Huge Potential for Social Enterprises: Equity Crowdfunding
By Tom Triplett, SEA-TC Board Member and Chair of the Public Policy Committee
On October 23, the federal Securities and Exchange Commission (SEC) issued proposed rules on what is called “equity crowdfunding.” When fully implemented in mid-2014, this new investment tool will provide a potentially huge source of start-up and expansion funding for social enterprises.
“Donor crowdfunding” got its big start with then-Senator Obama’s 2008 presidential campaign. News media reported that by the end of the campaign, Obama’s internet funding efforts were generating $1 million per day in donations, with the average contribution less than $100.
More recently, major crowdfunding intermediaries like KickStarter, Indiegogo, and RocketHub have generated hundreds of millions for a broad range of start-up enterprises. But instead of getting an equity position in the venture, donors only received swag like a t-shirt, a new band’s CD, or a copy of a new indie film.
All this is changing with the proposed new SEC rules. What’s the biggest change? Now “donors” can become “investors” in new enterprises. Rather than the t-shirt, investors can receive an equity stake in the enterprise or in other cases become a lender.
President Obama signed the Jumpstart Our Business Startups Act (JOBS Act) in April, 2012. The Act directed the SEC to adopt rules for the Act’s equity crowdfunding component by January, 2013. The agency was delayed in issuing the rules largely because of their complexity and other rule-making tasks delegated to the agency – e.g. many provisions of the Dodd-Frank banking overhaul legislation.
The new crowdfunding is not limited to social enterprises. Any for-profit venture could attempt to generate equity funding through the new tool. However, because crowdfunding seems to appeal to the type of individual likely interested in social-value-based enterprises, I anticipate that for-profit social enterprises will be big winners with this new financing tool.
While many start-up enterprisers are undoubtedly salivating at the new funding tool, so are fraudsters. Warning bells are already being wrung by consumer advocates. AARP in its October-November magazine sees the new funding tool as one more way for fraudsters to scam its members. AARP fears “con artists cold-calling with bogus offers from crowdfunded start-ups.” Worst of all, from our perspective, would be a scammer claiming to be a social enterprise!
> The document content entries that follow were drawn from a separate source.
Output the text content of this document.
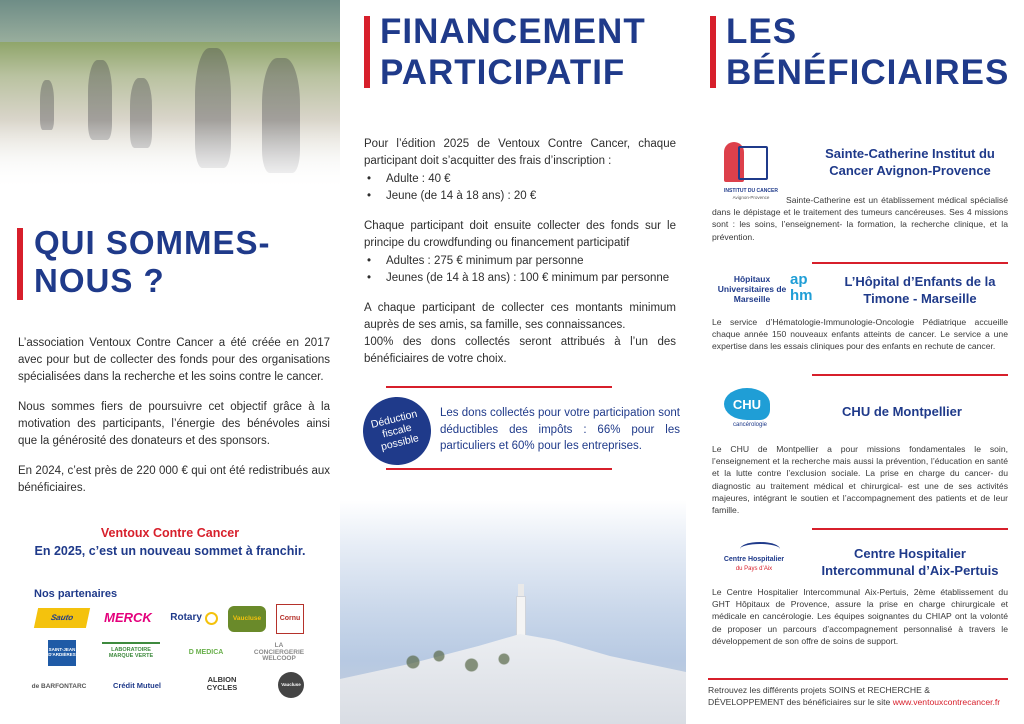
QUI SOMMES-
NOUS ?

L’association Ventoux Contre Cancer a été créée en 2017 avec pour but de collecter des fonds pour des organisations spécialisées dans la recherche et les soins contre le cancer.

Nous sommes fiers de poursuivre cet objectif grâce à la motivation des participants, l’énergie des bénévoles ainsi que la générosité des donateurs et des sponsors.

En 2024, c’est près de 220 000 € qui ont été redistribués aux bénéficiaires.

Ventoux Contre Cancer
En 2025, c’est un nouveau sommet à franchir.
Nos partenaires
Sauto MERCK Rotary
	Vaucluse	Cornu
SAINT-JEAN D'ARDIÈRES
LABORATOIRE MARQUE VERTE	D MEDICA
LA CONCIERGERIE WELCOOP
de BARFONTARC	Crédit Mutuel
ALBION CYCLES	Vaucluse
FINANCEMENT
PARTICIPATIF

Pour l’édition 2025 de Ventoux Contre Cancer, chaque participant doit s’acquitter des frais d’inscription :

• Adulte : 40 €
• Jeune (de 14 à 18 ans) : 20 €

Chaque participant doit ensuite collecter des fonds sur le principe du crowdfunding ou financement participatif

• Adultes : 275 € minimum par personne
• Jeunes (de 14 à 18 ans) : 100 € minimum par personne

A chaque participant de collecter ces montants minimum auprès de ses amis, sa famille, ses connaissances.

100% des dons collectés seront attribués à l’un des bénéficiaires de votre choix.

Déduction fiscale possible
Les dons collectés pour votre participation sont déductibles des impôts : 66% pour les particuliers et 60% pour les entreprises.
LES
BÉNÉFICIAIRES
INSTITUT DU CANCER
Avignon-Provence
Sainte-Catherine Institut du Cancer Avignon-Provence
Sainte-Catherine est un établissement médical spécialisé dans le dépistage et le traitement des tumeurs cancéreuses. Ses 4 missions sont : les soins, l’enseignement- la formation, la recherche clinique, et la prévention.
Hôpitaux Universitaires de Marseille
ap hm
L’Hôpital d’Enfants de la Timone - Marseille
Le service d’Hématologie-Immunologie-Oncologie Pédiatrique accueille chaque année 150 nouveaux enfants atteints de cancer. Le service a une expertise dans les essais cliniques pour des enfants en rechute de cancer.
CHU
cancérologie
CHU de Montpellier
Le CHU de Montpellier a pour missions fondamentales le soin, l’enseignement et la recherche mais aussi la prévention, l’éducation en santé et la lutte contre l’exclusion sociale. La prise en charge du cancer- du diagnostic au traitement médical et chirurgical- est une de ses activités majeures, intégrant le soutien et l’accompagnement des patients et de leur famille.
Centre Hospitalier
du Pays d’Aix
Centre Hospitalier Intercommunal d’Aix-Pertuis
Le Centre Hospitalier Intercommunal Aix-Pertuis, 2ème établissement du GHT Hôpitaux de Provence, assure la prise en charge chirurgicale et médicale en cancérologie. Les équipes soignantes du CHIAP ont la volonté de proposer un parcours d’accompagnement personnalisé à travers le développement de son offre de soins de support.
Retrouvez les différents projets SOINS et RECHERCHE & DÉVELOPPEMENT des bénéficiaires sur le site www.ventouxcontrecancer.fr
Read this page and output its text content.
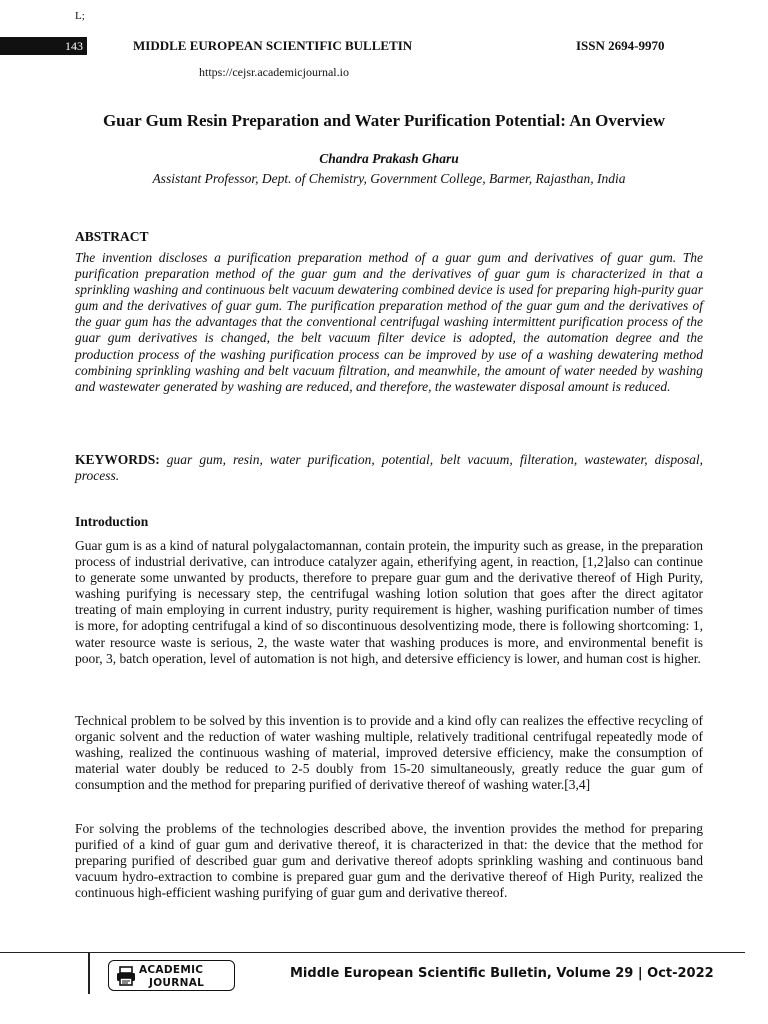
L;
143	MIDDLE EUROPEAN SCIENTIFIC BULLETIN	ISSN 2694-9970
https://cejsr.academicjournal.io
Guar Gum Resin Preparation and Water Purification Potential: An Overview
Chandra Prakash Gharu
Assistant Professor, Dept. of Chemistry, Government College, Barmer, Rajasthan, India
ABSTRACT
The invention discloses a purification preparation method of a guar gum and derivatives of guar gum. The purification preparation method of the guar gum and the derivatives of guar gum is characterized in that a sprinkling washing and continuous belt vacuum dewatering combined device is used for preparing high-purity guar gum and the derivatives of guar gum. The purification preparation method of the guar gum and the derivatives of the guar gum has the advantages that the conventional centrifugal washing intermittent purification process of the guar gum derivatives is changed, the belt vacuum filter device is adopted, the automation degree and the production process of the washing purification process can be improved by use of a washing dewatering method combining sprinkling washing and belt vacuum filtration, and meanwhile, the amount of water needed by washing and wastewater generated by washing are reduced, and therefore, the wastewater disposal amount is reduced.
KEYWORDS: guar gum, resin, water purification, potential, belt vacuum, filteration, wastewater, disposal, process.
Introduction
Guar gum is as a kind of natural polygalactomannan, contain protein, the impurity such as grease, in the preparation process of industrial derivative, can introduce catalyzer again, etherifying agent, in reaction, [1,2]also can continue to generate some unwanted by products, therefore to prepare guar gum and the derivative thereof of High Purity, washing purifying is necessary step, the centrifugal washing lotion solution that goes after the direct agitator treating of main employing in current industry, purity requirement is higher, washing purification number of times is more, for adopting centrifugal a kind of so discontinuous desolventizing mode, there is following shortcoming: 1, water resource waste is serious, 2, the waste water that washing produces is more, and environmental benefit is poor, 3, batch operation, level of automation is not high, and detersive efficiency is lower, and human cost is higher.
Technical problem to be solved by this invention is to provide and a kind ofly can realizes the effective recycling of organic solvent and the reduction of water washing multiple, relatively traditional centrifugal repeatedly mode of washing, realized the continuous washing of material, improved detersive efficiency, make the consumption of material water doubly be reduced to 2-5 doubly from 15-20 simultaneously, greatly reduce the guar gum of consumption and the method for preparing purified of derivative thereof of washing water.[3,4]
For solving the problems of the technologies described above, the invention provides the method for preparing purified of a kind of guar gum and derivative thereof, it is characterized in that: the device that the method for preparing purified of described guar gum and derivative thereof adopts sprinkling washing and continuous band vacuum hydro-extraction to combine is prepared guar gum and the derivative thereof of High Purity, realized the continuous high-efficient washing purifying of guar gum and derivative thereof.
ACADEMIC
JOURNAL
Middle European Scientific Bulletin, Volume 29 | Oct-2022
The SEC rules deal with the fraud potential in two primary ways. First, lower income investors (with less than $100,000 in income/net worth) are limited to investing 5% of their net worth/income or $2,000, whichever is greater, in all such ventures in a given year. For those with more than $100,000, the limit is 10%. The enterprises themselves can raise no more than $1 million using the tool.
Second, the proposed rules require the use of intermediaries or registered brokers; the start-ups themselves cannot directly approach crowdfund investors. The feds hope that intermediaries and the fees they charge enterprises will weed out the scammers. Presumably, the KickStarter-type portals will rush to fill those intermediary roles, but hopefully more locally- and social-issue-based intermediaries will also seek to become approved intermediaries.
There are other limitations too. For example, SEC-proposed background checks and other pre-solicitation requirements will impose up-front costs that may limit fraudsters (but also may inhibit legitimate enterprisers).
The proposed rules cover 592 pages (!) with the SEC asking for comment on 295 specific questions relating to the rules. Undoubtedly the final rules will vary from the proposed ones. So, bottom line, equity crowdfunding is on its way, but the details are in flux and will be for some time yet.